I’ve been mulling lately about the line between fantasy and reality in BDSM romances. I’ve generally tried to stay realistic, and part of what I mean by that is that play in my books is usually very safe, sane, and consensual. The relationships develop a bit fast, because of the limitations of a book, but even in the two books I wrote with vampires everyone has a safe word. The Doms are Doms you might meet in a club, or at a play party. They feel like people I know -- not like any individual, but they’d fit in with people I’ve met in the BDSM scene. A few reviewers have called my books good introductory BDSM books, and I’m pleased by that. There’s at least more good information in them than misinformation.

My next book coming out doesn’t really fit that mode. It’s a ménage, and that alone doesn’t necessarily cross the line. I have seen relationships with more than two people work. I don’t remember seeing a relationship with two dominants and one sub work past a scene or two, but I wouldn’t rule that out. However, my dominants are twins, and that, from my point of view, is verging into pure fantasy territory. But it’s hot, and it lets me do some fun things with the plot. The book coming out after that is a fantasy in the Lord of the Rings sense, so the hero doesn’t come from the kind of society that can debate the virtues of SSC vs. RACK. Or safe sex. If anyone is getting their ideas about what BDSM is like from those two books -- well, hopefully people won’t take them that seriously, and just enjoy what I hope is a pleasurable ride.

So what are you looking for when you pick up a BDSM romance? A book that shows the real world of BDSM, or a flight of fancy?


  1. Yay new author! Hi!

    Also, I read books for the fantasy and the romance. I don't spend the whole time worrying if they have a safe word because I know its not real. It is sort of hot reading the kinky stuff without any safeguards.

  2. Hello Ms. Yssel,

    I've read your bondage ranch series and enjoyed them. I actually recommend yours along side with Cherise Sinclair's Dom books to newbies interested in the BDSM lifestyle. I can trust both of you to have realistic almost "how to" manuals in an ideal world. It gives them a baseline so they can understand what is real before they go into fantasy. I like both styles. I tend to lean more towards fantasy only because I like the harder stuff that isn't always technically possible. SSC is all good for RL but in my books, I'm not too into SSC. My lines are much more blurred for books

    Still, I have to note I read a book recently that was supposed to be a great BDSM book. It was picked as a Book of the Month reading - Topping from Below. I hated the book and felt it did a disservice to the BDSM subculture. I'm never reading another book from that author nor do I recommend a single one of my friends to read that author. And when asked by others in the book groups I'm in, I send them to my review so they can see first hand why I didn't like the book. I don't actively find people to tell them to avoid the author nor do I waste time on a crusade against the author. I only provide my review of the book which I found reprehensible.

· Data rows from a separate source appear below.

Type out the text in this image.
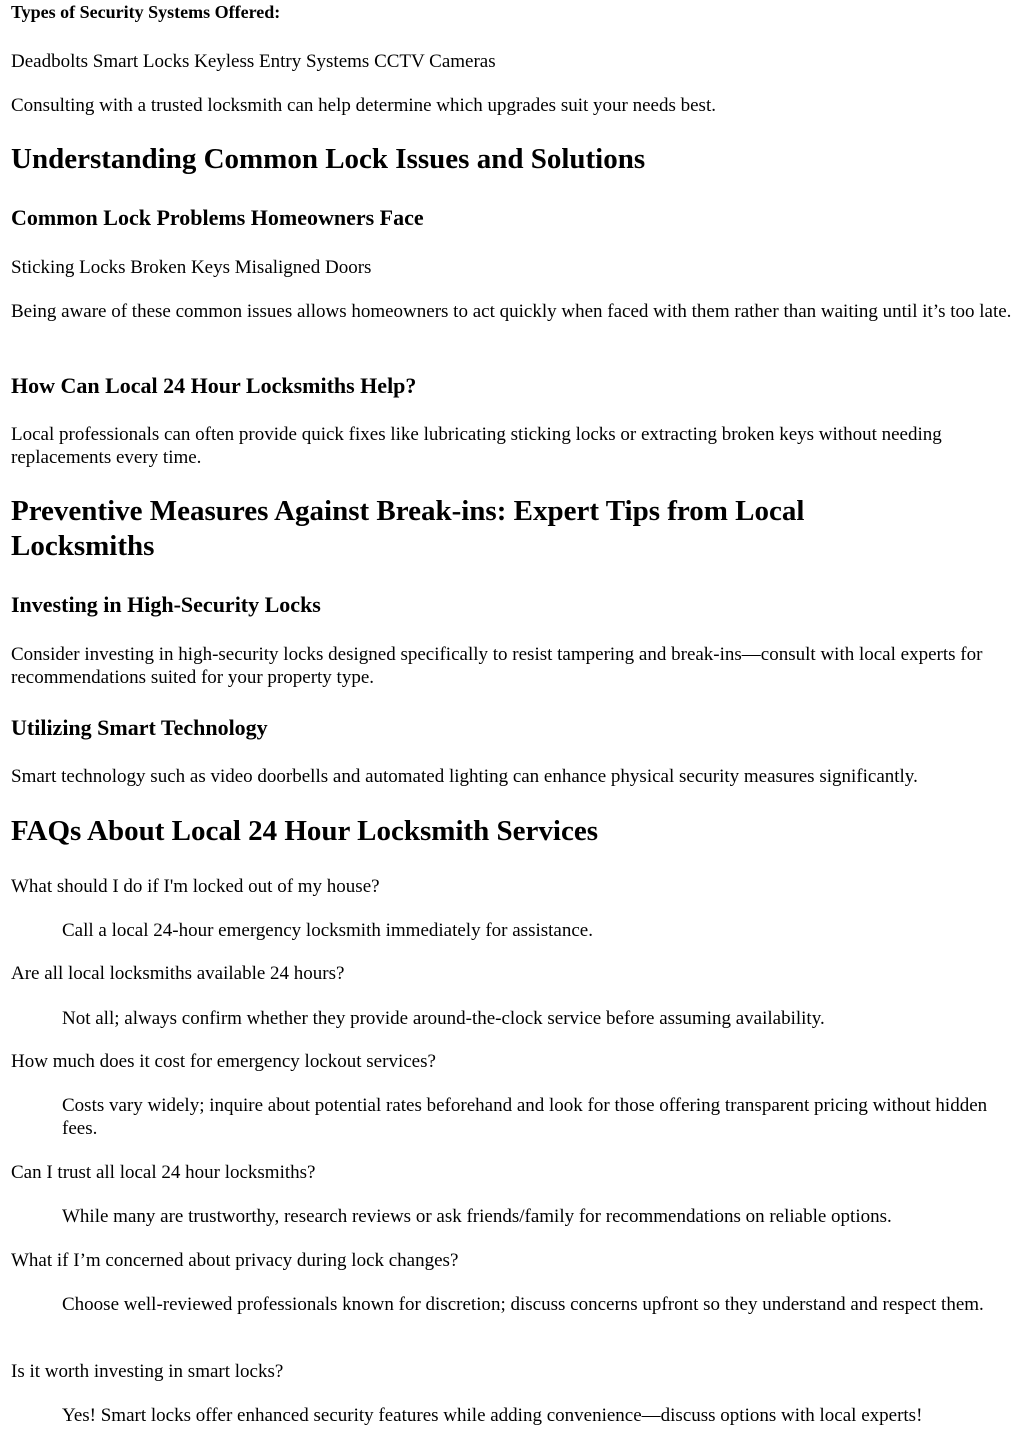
Types of Security Systems Offered:

Deadbolts Smart Locks Keyless Entry Systems CCTV Cameras

Consulting with a trusted locksmith can help determine which upgrades suit your needs best.

Understanding Common Lock Issues and Solutions
Common Lock Problems Homeowners Face

Sticking Locks Broken Keys Misaligned Doors

Being aware of these common issues allows homeowners to act quickly when faced with them rather than waiting until it’s too late.

How Can Local 24 Hour Locksmiths Help?

Local professionals can often provide quick fixes like lubricating sticking locks or extracting broken keys without needing replacements every time.

Preventive Measures Against Break-ins: Expert Tips from Local Locksmiths
Investing in High-Security Locks

Consider investing in high-security locks designed specifically to resist tampering and break-ins—consult with local experts for recommendations suited for your property type.

Utilizing Smart Technology

Smart technology such as video doorbells and automated lighting can enhance physical security measures significantly.

FAQs About Local 24 Hour Locksmith Services

What should I do if I'm locked out of my house?

Call a local 24-hour emergency locksmith immediately for assistance.

Are all local locksmiths available 24 hours?

Not all; always confirm whether they provide around-the-clock service before assuming availability.

How much does it cost for emergency lockout services?

Costs vary widely; inquire about potential rates beforehand and look for those offering transparent pricing without hidden fees.

Can I trust all local 24 hour locksmiths?

While many are trustworthy, research reviews or ask friends/family for recommendations on reliable options.

What if I’m concerned about privacy during lock changes?

Choose well-reviewed professionals known for discretion; discuss concerns upfront so they understand and respect them.

Is it worth investing in smart locks?

Yes! Smart locks offer enhanced security features while adding convenience—discuss options with local experts!
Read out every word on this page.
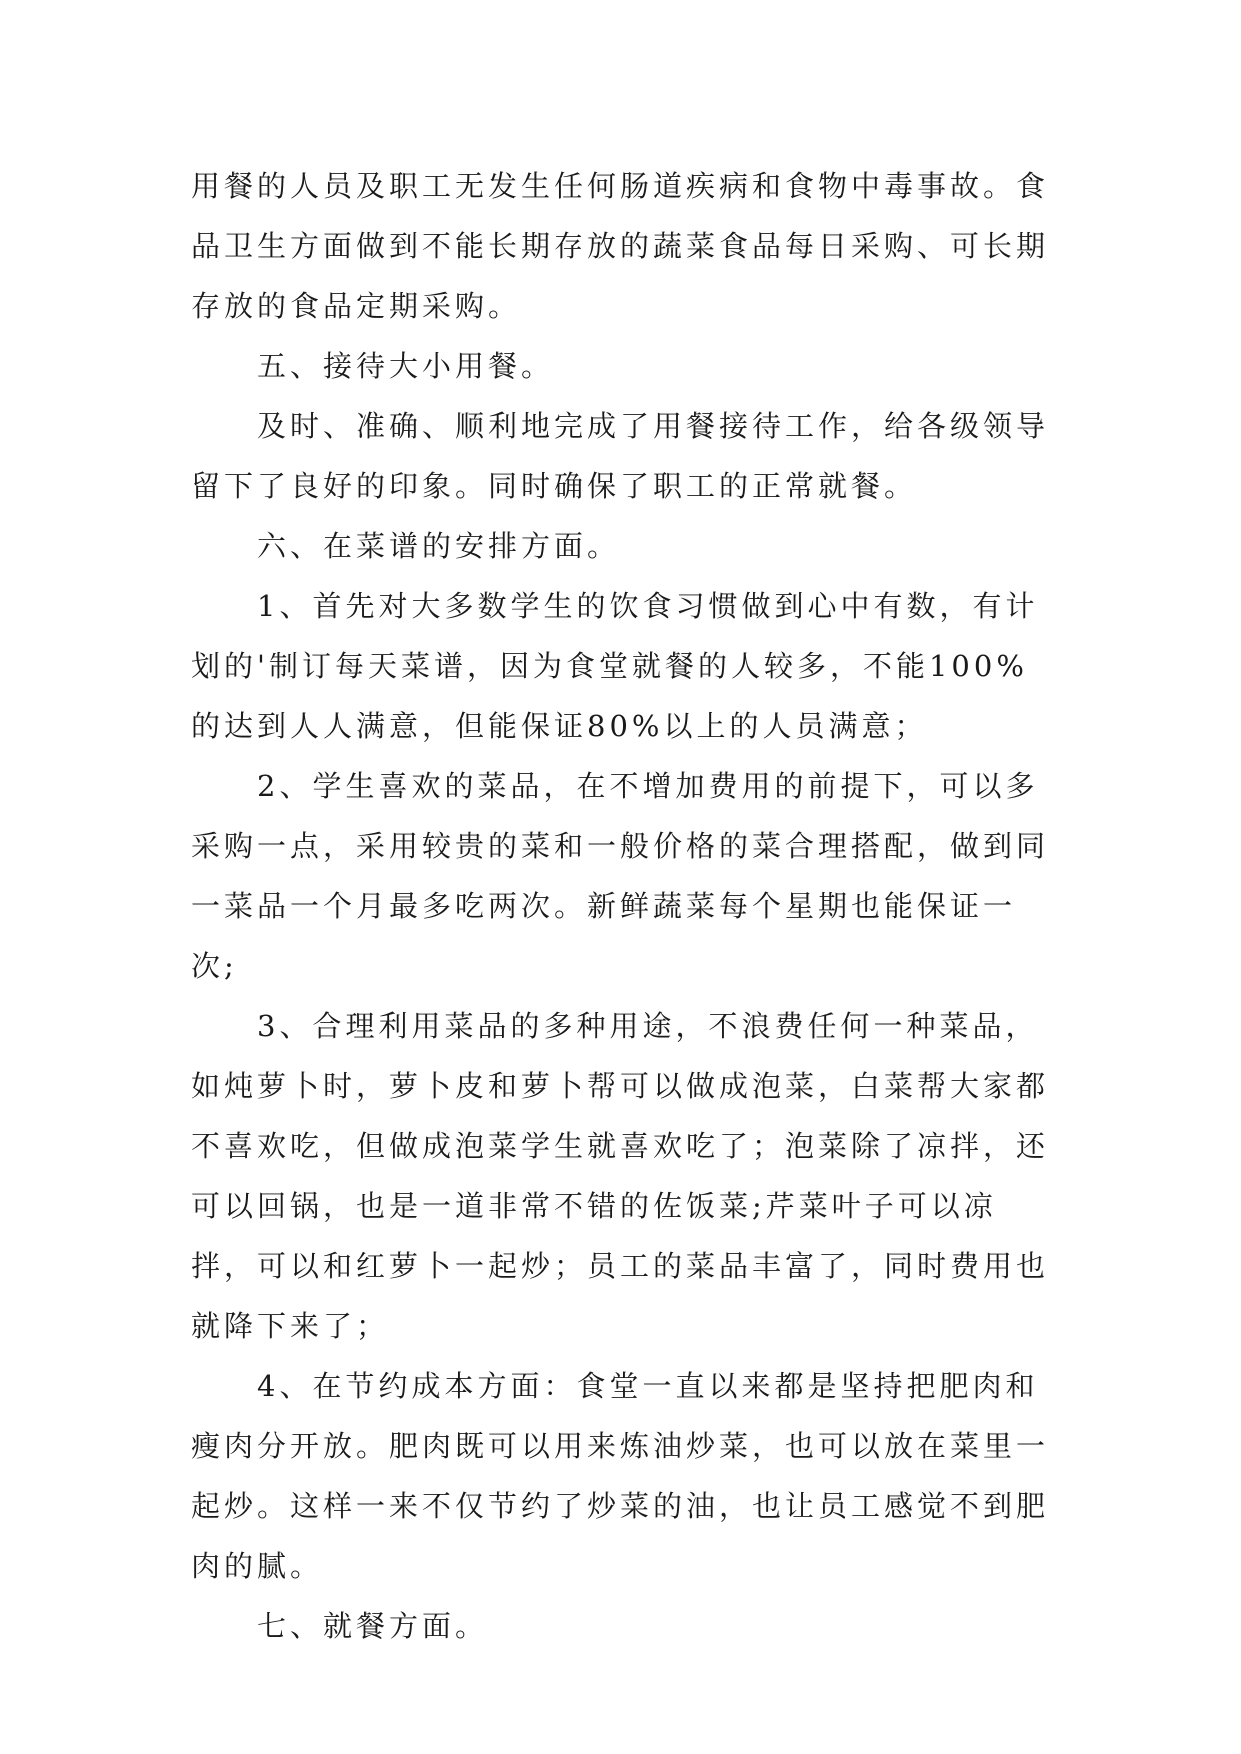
用餐的人员及职工无发生任何肠道疾病和食物中毒事故。食品卫生方面做到不能长期存放的蔬菜食品每日采购、可长期存放的食品定期采购。

五、接待大小用餐。

及时、准确、顺利地完成了用餐接待工作，给各级领导留下了良好的印象。同时确保了职工的正常就餐。

六、在菜谱的安排方面。

1、首先对大多数学生的饮食习惯做到心中有数，有计划的'制订每天菜谱，因为食堂就餐的人较多，不能100%的达到人人满意，但能保证80%以上的人员满意；

2、学生喜欢的菜品，在不增加费用的前提下，可以多采购一点，采用较贵的菜和一般价格的菜合理搭配，做到同一菜品一个月最多吃两次。新鲜蔬菜每个星期也能保证一次;

3、合理利用菜品的多种用途，不浪费任何一种菜品，如炖萝卜时，萝卜皮和萝卜帮可以做成泡菜，白菜帮大家都不喜欢吃，但做成泡菜学生就喜欢吃了；泡菜除了凉拌，还可以回锅，也是一道非常不错的佐饭菜;芹菜叶子可以凉拌，可以和红萝卜一起炒；员工的菜品丰富了，同时费用也就降下来了；

4、在节约成本方面：食堂一直以来都是坚持把肥肉和瘦肉分开放。肥肉既可以用来炼油炒菜，也可以放在菜里一起炒。这样一来不仅节约了炒菜的油，也让员工感觉不到肥肉的腻。

七、就餐方面。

  3. Good points, both. I'm glad you enjoyed my books, LCF. I think most good Doms like to teach, so a little "how to" comes about naturally from that interaction, and a smart sub is on the lookout to make sure that a Dom knows what he's doing and can be trusted, so there's a little there too.

    I started reading Topping from Below when it came out, and couldn't finish, and even after I googled it just now it took a while to remember why it sounded familiar.